Рубцов не заставил себя долго уговаривать. Он не читал, он пел. Каждое стихотворение на свой мотив. Я услышал в тот раз и «В горнице моей светло», и «Отцветет да поспеет на поле морошка», и «В минуты музыки печальной», и знакомое уже мне «Я уеду из этой деревни».
Долго потом я был уверен, что именно в этот раз я впервые слушал стихи Рубцова в его собственном исполнении. Но вот недавно, перечитывая свой дневник тех времен, встретил такую запись:
«Спать легли заполночь. Под занавес явился какой-то пьяненький мужичок деревенского вида, попросил спички, а потом предложил послушать его стихи. „Свеженькие“. Мы запротестовали: надоело, не надо! Ходят тут все и читают… Но он настоял: „Всего шестнадцать строк… “Прочитал стихотворение под названием „Дуэль“ — по-видимому, о поединке Лермонтова с Барантом. Эти стихи нас сразу подкупили. Мы выразили мужичку свое восхищение, особенно я, и он ушел, самолюбиво и растроганно бормоча:
— Да вот, пишем. Не члены Союза писателей!»
Это было на весенней сессии первого курса. А Шмаков познакомил нас позднее.
Нет, я не был потом дружен с Рубцовым и не состоял с ним даже в приятельских отношениях. Образ его жизни был несовместим с моим: всегда он крепко навеселе, помят, а то и оборван; всегда вокруг него крутилась пьяная компания. Иногда он заходил в нашу комнату, спрашивал, нет ли у нас чего-нибудь поесть; мы сочувственно отвечали: «Нету ничего, Коля!». Он заглядывал под стол или в угол и там, за веником, находил засохший кусок хлеба; обдувал, обтирал о пиджак и хладнокровно принимался грызть. Стихов он нам не читал, просто уходил. Олег Пушкин с Комраковым усмехались согласно с Васильевым Генкой: чудак… болотный попик.

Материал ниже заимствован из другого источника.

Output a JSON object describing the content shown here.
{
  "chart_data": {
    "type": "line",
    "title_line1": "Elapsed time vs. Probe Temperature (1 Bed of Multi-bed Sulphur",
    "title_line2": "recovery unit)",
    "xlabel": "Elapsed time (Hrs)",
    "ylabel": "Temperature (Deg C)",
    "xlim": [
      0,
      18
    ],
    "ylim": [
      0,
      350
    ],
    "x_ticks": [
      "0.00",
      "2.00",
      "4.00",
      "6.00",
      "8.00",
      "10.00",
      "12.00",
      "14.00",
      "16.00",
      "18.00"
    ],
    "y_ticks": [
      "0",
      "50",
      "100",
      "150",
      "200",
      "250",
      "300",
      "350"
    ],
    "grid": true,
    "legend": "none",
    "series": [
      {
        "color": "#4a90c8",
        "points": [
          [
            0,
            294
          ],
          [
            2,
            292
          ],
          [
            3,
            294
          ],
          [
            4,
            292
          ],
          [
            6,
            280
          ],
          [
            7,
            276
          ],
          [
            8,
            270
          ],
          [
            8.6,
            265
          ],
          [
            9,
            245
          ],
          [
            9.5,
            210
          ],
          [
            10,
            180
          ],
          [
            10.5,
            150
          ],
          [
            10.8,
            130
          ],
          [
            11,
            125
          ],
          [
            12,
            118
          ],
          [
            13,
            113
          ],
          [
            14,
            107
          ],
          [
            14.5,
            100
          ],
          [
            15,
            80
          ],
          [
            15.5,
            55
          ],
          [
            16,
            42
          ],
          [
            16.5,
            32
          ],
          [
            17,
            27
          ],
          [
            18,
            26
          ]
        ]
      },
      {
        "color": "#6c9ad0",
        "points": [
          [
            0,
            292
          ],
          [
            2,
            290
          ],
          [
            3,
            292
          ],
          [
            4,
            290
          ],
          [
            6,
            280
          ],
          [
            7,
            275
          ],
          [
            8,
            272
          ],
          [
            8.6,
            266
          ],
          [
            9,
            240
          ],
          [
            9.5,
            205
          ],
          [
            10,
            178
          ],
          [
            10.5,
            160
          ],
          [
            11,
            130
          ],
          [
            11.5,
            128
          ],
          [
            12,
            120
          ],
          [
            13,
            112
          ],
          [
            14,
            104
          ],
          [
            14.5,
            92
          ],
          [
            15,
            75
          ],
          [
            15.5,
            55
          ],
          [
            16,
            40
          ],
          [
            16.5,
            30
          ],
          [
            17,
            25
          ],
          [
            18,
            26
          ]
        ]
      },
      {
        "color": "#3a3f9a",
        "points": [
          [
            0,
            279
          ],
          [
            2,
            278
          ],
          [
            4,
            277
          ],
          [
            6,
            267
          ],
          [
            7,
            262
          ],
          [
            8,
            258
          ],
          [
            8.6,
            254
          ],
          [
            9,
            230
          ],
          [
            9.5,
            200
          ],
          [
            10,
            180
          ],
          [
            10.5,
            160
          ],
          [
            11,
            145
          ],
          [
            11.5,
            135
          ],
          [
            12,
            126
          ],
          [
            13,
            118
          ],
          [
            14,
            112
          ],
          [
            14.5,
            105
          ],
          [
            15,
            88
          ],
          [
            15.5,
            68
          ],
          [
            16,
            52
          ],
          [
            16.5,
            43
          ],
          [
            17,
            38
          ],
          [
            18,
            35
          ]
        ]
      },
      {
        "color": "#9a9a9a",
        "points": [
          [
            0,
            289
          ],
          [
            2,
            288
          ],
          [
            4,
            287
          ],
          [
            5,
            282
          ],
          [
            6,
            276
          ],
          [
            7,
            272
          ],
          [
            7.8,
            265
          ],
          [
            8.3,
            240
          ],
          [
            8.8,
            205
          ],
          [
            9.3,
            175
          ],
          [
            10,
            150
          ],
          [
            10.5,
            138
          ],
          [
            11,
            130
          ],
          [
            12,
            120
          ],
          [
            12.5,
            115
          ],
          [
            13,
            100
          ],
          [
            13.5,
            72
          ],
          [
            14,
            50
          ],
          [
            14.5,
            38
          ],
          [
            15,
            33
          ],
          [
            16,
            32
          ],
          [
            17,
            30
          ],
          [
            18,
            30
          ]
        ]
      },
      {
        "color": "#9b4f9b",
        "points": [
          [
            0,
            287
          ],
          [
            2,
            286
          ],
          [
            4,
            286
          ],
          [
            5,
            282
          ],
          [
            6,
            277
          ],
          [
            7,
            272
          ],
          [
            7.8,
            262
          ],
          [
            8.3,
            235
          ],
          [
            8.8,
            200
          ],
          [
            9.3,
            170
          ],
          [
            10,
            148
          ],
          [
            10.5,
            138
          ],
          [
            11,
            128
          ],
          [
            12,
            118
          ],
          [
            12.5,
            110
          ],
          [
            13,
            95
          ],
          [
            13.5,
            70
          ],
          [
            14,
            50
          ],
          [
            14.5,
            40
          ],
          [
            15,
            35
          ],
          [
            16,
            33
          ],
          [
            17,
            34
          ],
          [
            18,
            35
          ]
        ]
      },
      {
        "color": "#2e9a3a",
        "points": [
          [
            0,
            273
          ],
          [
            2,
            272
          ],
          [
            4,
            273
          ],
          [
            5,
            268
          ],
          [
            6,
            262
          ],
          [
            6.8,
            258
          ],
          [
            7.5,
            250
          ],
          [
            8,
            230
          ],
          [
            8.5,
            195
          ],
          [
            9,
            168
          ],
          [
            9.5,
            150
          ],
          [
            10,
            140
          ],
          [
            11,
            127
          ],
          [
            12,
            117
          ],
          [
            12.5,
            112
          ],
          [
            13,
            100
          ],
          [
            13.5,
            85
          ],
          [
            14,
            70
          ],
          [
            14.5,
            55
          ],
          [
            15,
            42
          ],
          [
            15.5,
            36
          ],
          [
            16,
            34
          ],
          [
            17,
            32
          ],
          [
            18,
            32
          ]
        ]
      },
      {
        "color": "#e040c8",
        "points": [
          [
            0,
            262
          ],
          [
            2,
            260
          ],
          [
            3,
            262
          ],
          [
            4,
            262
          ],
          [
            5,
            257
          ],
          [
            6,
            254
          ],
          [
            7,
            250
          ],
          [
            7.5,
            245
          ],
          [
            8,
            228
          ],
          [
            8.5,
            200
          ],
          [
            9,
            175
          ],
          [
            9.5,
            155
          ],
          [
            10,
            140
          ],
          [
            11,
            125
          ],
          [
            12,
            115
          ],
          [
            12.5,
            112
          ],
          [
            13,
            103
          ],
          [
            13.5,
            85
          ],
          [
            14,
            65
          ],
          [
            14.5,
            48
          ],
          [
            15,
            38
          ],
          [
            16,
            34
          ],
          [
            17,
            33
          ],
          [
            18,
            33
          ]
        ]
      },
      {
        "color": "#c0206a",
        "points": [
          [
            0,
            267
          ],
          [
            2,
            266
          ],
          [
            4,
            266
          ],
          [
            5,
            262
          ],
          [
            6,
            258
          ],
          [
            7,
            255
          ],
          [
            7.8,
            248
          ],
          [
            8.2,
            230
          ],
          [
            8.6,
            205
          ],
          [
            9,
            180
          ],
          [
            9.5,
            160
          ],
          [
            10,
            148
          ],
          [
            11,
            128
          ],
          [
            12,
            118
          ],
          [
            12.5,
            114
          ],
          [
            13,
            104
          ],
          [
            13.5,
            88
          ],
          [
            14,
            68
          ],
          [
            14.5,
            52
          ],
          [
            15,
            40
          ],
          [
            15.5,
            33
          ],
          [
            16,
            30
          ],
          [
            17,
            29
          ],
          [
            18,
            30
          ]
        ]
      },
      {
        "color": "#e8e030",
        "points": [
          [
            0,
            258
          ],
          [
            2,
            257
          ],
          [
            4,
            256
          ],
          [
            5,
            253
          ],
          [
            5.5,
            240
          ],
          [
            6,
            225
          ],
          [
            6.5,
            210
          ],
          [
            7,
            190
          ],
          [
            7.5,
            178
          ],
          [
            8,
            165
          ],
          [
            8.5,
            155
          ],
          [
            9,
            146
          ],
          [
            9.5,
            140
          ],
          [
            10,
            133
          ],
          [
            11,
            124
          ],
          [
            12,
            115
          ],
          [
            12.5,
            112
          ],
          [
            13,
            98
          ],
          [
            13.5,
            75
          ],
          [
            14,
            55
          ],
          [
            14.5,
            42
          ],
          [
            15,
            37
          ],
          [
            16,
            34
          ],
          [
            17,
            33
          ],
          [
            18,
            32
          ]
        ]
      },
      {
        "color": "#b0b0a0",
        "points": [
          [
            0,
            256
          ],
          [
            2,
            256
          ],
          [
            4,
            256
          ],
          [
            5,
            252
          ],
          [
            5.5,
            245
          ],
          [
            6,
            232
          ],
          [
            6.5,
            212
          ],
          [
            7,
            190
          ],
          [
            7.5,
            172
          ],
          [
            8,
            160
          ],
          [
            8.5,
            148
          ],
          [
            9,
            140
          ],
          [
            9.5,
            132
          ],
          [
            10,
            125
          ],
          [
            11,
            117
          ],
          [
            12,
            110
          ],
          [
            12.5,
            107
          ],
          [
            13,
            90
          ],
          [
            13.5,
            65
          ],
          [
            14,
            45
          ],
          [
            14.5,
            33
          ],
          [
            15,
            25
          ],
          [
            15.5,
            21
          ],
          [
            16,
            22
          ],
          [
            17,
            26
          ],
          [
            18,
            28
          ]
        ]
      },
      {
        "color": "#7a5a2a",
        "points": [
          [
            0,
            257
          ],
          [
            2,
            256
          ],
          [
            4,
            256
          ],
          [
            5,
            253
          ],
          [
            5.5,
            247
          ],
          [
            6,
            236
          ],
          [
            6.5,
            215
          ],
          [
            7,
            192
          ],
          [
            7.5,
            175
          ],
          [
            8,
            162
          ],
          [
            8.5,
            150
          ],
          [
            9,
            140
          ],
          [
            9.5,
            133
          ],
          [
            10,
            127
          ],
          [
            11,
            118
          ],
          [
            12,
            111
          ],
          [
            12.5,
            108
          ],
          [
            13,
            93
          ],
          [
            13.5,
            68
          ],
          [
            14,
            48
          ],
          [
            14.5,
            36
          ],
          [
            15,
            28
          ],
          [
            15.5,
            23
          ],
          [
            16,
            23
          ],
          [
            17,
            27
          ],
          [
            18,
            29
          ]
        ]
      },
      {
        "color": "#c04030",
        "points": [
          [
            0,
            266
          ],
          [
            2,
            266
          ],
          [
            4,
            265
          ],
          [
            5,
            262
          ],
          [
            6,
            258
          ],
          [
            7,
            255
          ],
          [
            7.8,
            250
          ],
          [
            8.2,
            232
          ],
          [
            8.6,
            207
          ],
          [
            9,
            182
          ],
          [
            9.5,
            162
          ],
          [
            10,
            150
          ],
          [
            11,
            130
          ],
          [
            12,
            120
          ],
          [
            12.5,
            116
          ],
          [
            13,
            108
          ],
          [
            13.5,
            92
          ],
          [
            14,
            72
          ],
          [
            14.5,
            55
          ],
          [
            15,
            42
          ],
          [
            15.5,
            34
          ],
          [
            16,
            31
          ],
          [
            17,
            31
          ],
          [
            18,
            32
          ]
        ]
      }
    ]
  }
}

Однажды мы сдавали экзамены по языкознанию, а это самая муторная наука после марксистско-ленинской философии. Но если марксизм-ленинизм спрашивали в Литинституте не шибко строго, то языкознание как раз наоборот: женщина, принимавшая экзамен, была взыскательна и немилосердна. Оно и понятно: что может быть нужнее и важнее для писателя, чем знание языка! Потому «валились» на ее экзамене каждый второй.
Помню, Коля Рубцов сел перед нею, словно на эшафот взошел; следующим должен был идти я, потому все происходило на моих глазах. Он положил экзаменационный билет на стол и честно признался:
— Ничего не знаю.
Жестокая женщина смутилась и озадачилась.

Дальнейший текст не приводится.